Effects of triclosan on energy metabolism and fatty acid composition of the protist Euglena gracilis

Abstract

Triclosan (TCS) is a widely utilized and effective antibacterial agent that can be found in various aquatic environments. However, the toxicity and underlying molecular pathways of TCS on protist are not well known. In this study, the acute (96 h) and subacute toxicity (8 days) of TCS to the protist Euglena gracilis were determined, and photosynthetic, transcriptional and lipidomic alterations were investigated to reveal the molecular mechanisms of TCS toxicity. E. gracilis exhibited lower sensitivity to TCS compared to microalgae, with a half maximal inhibitory concentration (IC₅₀) value of 1.20 mg/L. After 4 days of exposure, the photosynthetic efficiency was reduced in a dose-dependent manner. After 0.94 mg/L TCS treatment for an 8-day period, TCS targeted many differentially expressed genes that encode proteins involved in energy metabolism, lipid metabolism, cellular responses to antioxidases and reactive oxygen species (ROS).

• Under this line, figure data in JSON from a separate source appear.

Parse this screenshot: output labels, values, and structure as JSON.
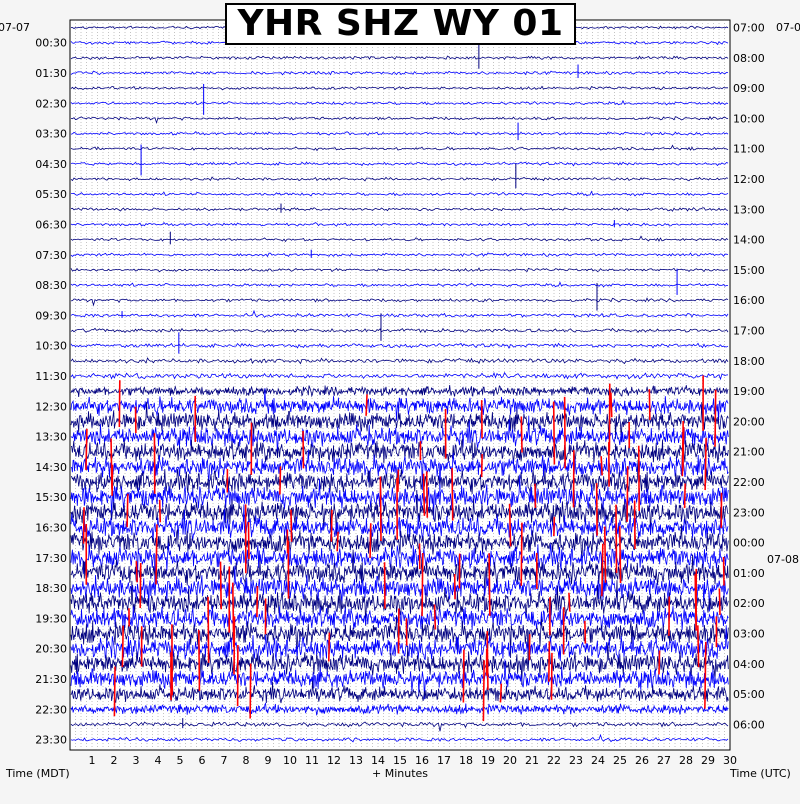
{
  "chart_data": {
    "type": "line",
    "title": "YHR SHZ WY 01",
    "left_date": "07-07",
    "right_date_top": "07-0",
    "right_date_mid": "07-08",
    "left_ticks": [
      "00:30",
      "01:30",
      "02:30",
      "03:30",
      "04:30",
      "05:30",
      "06:30",
      "07:30",
      "08:30",
      "09:30",
      "10:30",
      "11:30",
      "12:30",
      "13:30",
      "14:30",
      "15:30",
      "16:30",
      "17:30",
      "18:30",
      "19:30",
      "20:30",
      "21:30",
      "22:30",
      "23:30"
    ],
    "right_ticks": [
      "07:00",
      "08:00",
      "09:00",
      "10:00",
      "11:00",
      "12:00",
      "13:00",
      "14:00",
      "15:00",
      "16:00",
      "17:00",
      "18:00",
      "19:00",
      "20:00",
      "21:00",
      "22:00",
      "23:00",
      "00:00",
      "01:00",
      "02:00",
      "03:00",
      "04:00",
      "05:00",
      "06:00"
    ],
    "x_ticks": [
      "1",
      "2",
      "3",
      "4",
      "5",
      "6",
      "7",
      "8",
      "9",
      "10",
      "11",
      "12",
      "13",
      "14",
      "15",
      "16",
      "17",
      "18",
      "19",
      "20",
      "21",
      "22",
      "23",
      "24",
      "25",
      "26",
      "27",
      "28",
      "29",
      "30"
    ],
    "xlabel": "+ Minutes",
    "ylabel_left": "Time (MDT)",
    "ylabel_right": "Time (UTC)",
    "xlim": [
      0,
      30
    ],
    "trace_count": 48,
    "trace_colors": [
      "#000080",
      "#0000ff"
    ],
    "clip_color": "#ff0000",
    "grid": true,
    "activity_level": [
      0.05,
      0.06,
      0.06,
      0.07,
      0.05,
      0.06,
      0.06,
      0.06,
      0.06,
      0.07,
      0.06,
      0.07,
      0.07,
      0.06,
      0.06,
      0.07,
      0.06,
      0.07,
      0.08,
      0.09,
      0.1,
      0.12,
      0.14,
      0.18,
      0.4,
      0.75,
      0.85,
      0.9,
      0.95,
      0.95,
      0.95,
      1.0,
      1.0,
      1.0,
      1.0,
      1.0,
      1.0,
      1.0,
      1.0,
      1.0,
      1.0,
      1.0,
      0.95,
      0.85,
      0.7,
      0.4,
      0.15,
      0.1
    ]
  }
}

TCS significantly impacted metabolic activities as well as the biosynthesis of fatty acids. After TCS treatment, the medium-and long-chain fatty acid amount considerably declined, as shown by lipidomic analysis. Cellular response and regulation of ROS, especially superoxide dismutase and peroxidase activities were upregulated, suggesting oxidative stress in protist cells. This study demonstrates that low-dose TCS may inhibit the growth and photosynthesis of E. gracilis and exert oxidative stress at the earlier stage of TCS exposure but stimulate genes involved in energy and lipid metabolism, leading to the resilience and recovery of E. gracilis to TCS.